Your money will still be in reach.
Now, this could either be a good thing or a bad thing, however, for those who feel uneasy about not being able to actually “pull out” their money from the market should not worry. Since stocks are considered to be liquid assets, you can convert it into cash relatively quickly when you need it, and in just a few clicks.
You will diversify how you earn money.
Say you had a couple of sources of income from having a full-time job and owning a home-grown business. If both of these were to suddenly go the opposite way and you lose your job as well as your home-grown business, what’s your contingency plan?
Investing in stocks is a way to diversify, meaning you have different ways of earning money. This lessens the risk of financial trouble when unfortunate circumstances arise.
Investing in dividend stocks could also be another steady source of income.

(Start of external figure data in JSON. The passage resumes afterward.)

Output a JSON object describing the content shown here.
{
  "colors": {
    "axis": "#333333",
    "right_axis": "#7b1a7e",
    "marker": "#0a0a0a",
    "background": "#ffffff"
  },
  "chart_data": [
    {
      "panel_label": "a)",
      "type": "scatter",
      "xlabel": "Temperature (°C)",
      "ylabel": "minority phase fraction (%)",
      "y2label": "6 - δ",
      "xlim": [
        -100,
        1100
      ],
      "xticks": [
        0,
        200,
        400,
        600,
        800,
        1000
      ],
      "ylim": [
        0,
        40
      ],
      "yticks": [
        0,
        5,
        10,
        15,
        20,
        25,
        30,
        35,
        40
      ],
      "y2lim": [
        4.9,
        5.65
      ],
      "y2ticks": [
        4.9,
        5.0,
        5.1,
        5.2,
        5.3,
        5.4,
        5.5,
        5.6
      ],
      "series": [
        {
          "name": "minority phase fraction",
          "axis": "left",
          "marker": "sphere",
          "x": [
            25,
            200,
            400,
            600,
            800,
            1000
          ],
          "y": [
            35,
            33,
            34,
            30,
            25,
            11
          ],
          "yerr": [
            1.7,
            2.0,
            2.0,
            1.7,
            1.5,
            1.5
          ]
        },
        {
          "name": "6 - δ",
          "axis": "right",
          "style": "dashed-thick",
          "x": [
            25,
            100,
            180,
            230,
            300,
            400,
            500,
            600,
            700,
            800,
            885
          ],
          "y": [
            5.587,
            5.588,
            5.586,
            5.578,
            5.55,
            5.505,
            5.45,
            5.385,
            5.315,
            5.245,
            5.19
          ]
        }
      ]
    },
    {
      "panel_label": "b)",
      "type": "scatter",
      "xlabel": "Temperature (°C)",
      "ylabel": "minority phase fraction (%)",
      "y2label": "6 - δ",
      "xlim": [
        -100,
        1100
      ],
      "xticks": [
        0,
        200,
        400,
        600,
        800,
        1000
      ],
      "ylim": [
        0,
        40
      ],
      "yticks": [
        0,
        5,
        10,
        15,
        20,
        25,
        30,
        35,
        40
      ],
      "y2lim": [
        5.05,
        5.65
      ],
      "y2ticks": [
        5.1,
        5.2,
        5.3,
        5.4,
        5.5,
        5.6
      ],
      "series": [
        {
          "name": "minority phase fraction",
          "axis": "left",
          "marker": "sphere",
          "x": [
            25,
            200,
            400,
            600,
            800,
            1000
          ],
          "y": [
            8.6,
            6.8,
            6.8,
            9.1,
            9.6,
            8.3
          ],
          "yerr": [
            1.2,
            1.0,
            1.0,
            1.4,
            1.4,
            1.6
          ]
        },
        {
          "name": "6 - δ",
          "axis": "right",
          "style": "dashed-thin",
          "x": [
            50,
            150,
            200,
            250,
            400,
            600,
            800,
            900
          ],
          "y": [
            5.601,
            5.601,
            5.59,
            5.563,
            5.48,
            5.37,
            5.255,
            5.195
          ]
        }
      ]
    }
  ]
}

A dividend is “a payment made by a corporation to its shareholders,” as defined in Dividend.com—kind of like a thank-you incentive for being an investor. Before buying a share of the company, they will let you know upfront how much the dividend rate is going to be when you are able to hold on to your stock for a long period of time, which is usually the case when investing in stocks. This is often given quarterly or four times a year, however, there are instances where a company pays the dividend every month.
Your money will lose its value.
When you’ve got cash just sitting in your wallet or at home, it very slowly loses its value due to the inevitable annual inflation rate that increases the prices of products and services over time. To put it simply, what could buy you a high-end laptop today could possibly only buy you a low-cost smartphone in 20-something years. This means you could have thousands of dollars in your pocket at this very moment, but it wouldn’t be worth the same years from now.
When you invest in stocks, not only are you saving your money from losing its value–you’re also growing it.
You will become a part of a company.
Once you buy stocks from a company, you are already considered as a part-owner. This is a great advantage for those who invest in a company they are passionate about since, as a shareholder, you legally have the right to take part in their decision-making processes. This means you can vote on decisions as big as who will be appointed as the next board member and more. Awesome, right?
You will continuously learn.
Apart from the ownership you automatically gain, immersing yourself in the stock market and investing in stocks open up many opportunities to learn. You will most likely receive annual reports that further provide information about the company and its state. Remember, you win some and you lose some depending on your timing, but it will all serve as a significant (and in some ways fun and thrilling) learning experience.
Investing in stocks is an emotional rollercoaster ride because you will get to observe how the market fluctuates over time. If you’re able to get through the highs and lows to stay long enough and increase your return, go for it. You are more than likely to become fortunate when you’re in it for the long-term.